Examples of Jim Crow Laws (from the Jim Crow Museum):
- Buses.All passenger stations in this state operated by any motor transportation company shall have separate waiting rooms or space and separate ticket windows for the white and colored races (Alabama).
- Education.The schools for white children and the schools for negro children shall be conducted separately (Florida).
- Housing: Any person…who shall rent any part of any such building to a negro person or a negro family when such building is already in whole or in part in occupancy by a white person or white family, or vice versa when the building is in occupancy by a negro person or negro family, shall be guilty of a misdemeanor and on conviction thereof shall be punished by a fine of not less than twenty-five ($25.00) nor more than one hundred ($100.00) dollars or be imprisoned not less than 10, or more than 60 days, or both such fine and imprisonment in the discretion of the court. (Louisiana)
- Militia. The white and colored militia shall be separately enrolled, and shall never be compelled to serve in the same organization. No organization of colored troops shall be permitted where white troops are available and where whites are permitted to be organized, colored troops shall be under the command of white officers (North Carolina).
- Promotion of Equality: Any person…who shall be guilty of printing, publishing or circulating printed, typewritten or written matter urging or presenting for public acceptance or general information, arguments or suggestions in favor of social equality or of intermarriage between whites and negroes, shall be guilty of a misdemeanor and subject to fine or not exceeding five hundred (500.00) dollars or imprisonment not exceeding six (6) months or both. (Mississippi)
Penalties for Blackness Today
When slavery (and slave codes) ended, the Black Codes took their place. When Black Codes were eliminated, it was only a few years before Jim Crow developed. Jim Crow laws ended with the Civil Rights Movement, but these disparities did not just disappear. The legacy of these laws can be seen in the criminal justice system today.
Stop and Frisk
In New York, Toronto, Southern California, Black people are much more likely than white people to be stopped. In New York, when stopped, they are more likely to be frisked and have physical force used against them. This is despite the fact that whites who are frisked are more likely to have weapons and contraband on them.
[“Stop, Question & Frisk Policing Practices in New York City: A Primer”]
When compared to white Americans, Black Americans are more likely to face longer sentences, more severe charges, and full prosecution.
Black defendants are over three times as likely as white defendants to receive the death penalty when the victim is white. In one study, Blackness itself is found to be an aggravating factor comparable to “causing great harm, fear, or pain”
Some states used Black Codes to exclude Black Americans from jury duty, but Black Americans are still excluded from juries today. Prosecutors have used supposedly race-neutral reasons such as “low intelligence” to remove Black Americans from jury duty. In Houston County, Alabama, 80% of Black Americans have been struck by prosecutors in death penalty cases.

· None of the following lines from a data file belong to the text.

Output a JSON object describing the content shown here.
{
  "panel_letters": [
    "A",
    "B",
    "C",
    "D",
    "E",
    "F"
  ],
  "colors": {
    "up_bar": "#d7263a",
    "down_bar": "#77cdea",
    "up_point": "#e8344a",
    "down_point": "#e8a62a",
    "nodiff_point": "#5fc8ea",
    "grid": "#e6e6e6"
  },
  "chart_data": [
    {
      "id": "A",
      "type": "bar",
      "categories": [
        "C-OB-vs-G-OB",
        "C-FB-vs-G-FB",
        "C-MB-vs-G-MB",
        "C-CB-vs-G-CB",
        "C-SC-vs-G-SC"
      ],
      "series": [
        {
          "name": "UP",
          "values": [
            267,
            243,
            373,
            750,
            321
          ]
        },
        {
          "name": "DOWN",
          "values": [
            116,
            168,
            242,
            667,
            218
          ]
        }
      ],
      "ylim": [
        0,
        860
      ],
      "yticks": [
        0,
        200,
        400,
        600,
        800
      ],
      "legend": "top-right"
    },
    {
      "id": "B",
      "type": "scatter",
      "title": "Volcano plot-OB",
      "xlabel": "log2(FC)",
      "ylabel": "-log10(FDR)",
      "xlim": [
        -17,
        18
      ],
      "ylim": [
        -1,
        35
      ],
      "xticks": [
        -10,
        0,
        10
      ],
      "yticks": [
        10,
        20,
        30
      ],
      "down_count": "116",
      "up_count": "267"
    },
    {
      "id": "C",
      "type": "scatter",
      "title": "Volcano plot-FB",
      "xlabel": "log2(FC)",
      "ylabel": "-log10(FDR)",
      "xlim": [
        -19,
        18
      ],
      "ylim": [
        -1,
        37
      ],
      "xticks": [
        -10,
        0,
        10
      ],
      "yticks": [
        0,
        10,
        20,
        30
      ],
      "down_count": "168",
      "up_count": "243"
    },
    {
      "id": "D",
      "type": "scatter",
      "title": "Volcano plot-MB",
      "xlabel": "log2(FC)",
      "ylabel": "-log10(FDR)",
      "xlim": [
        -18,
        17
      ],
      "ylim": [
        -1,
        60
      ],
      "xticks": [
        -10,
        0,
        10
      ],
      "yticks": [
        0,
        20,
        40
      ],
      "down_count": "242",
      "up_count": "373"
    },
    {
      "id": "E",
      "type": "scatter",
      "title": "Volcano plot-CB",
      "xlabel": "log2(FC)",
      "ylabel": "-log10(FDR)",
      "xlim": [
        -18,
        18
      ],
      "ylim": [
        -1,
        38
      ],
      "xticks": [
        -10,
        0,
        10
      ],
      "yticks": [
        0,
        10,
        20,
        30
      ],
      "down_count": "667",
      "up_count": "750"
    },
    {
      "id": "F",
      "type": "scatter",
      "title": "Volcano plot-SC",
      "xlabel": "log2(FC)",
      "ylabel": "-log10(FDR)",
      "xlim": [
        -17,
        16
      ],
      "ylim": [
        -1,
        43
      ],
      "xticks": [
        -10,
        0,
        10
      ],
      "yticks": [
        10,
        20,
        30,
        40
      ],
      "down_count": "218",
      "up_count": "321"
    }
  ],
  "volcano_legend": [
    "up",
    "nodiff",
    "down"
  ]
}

[See: Illegal Racial Discrimination in Jury Selection: A Continuing Legacy by the Equal Justice Initiative]
Job Opportunities With a Criminal Record
Black applicants with a criminal record are at a disadvantage in the labor market when compared to their white counterparts. In fact, Devah Pager found that job opportunities for Black Americans without a criminal record were worse than those of white Americans with a drug conviction.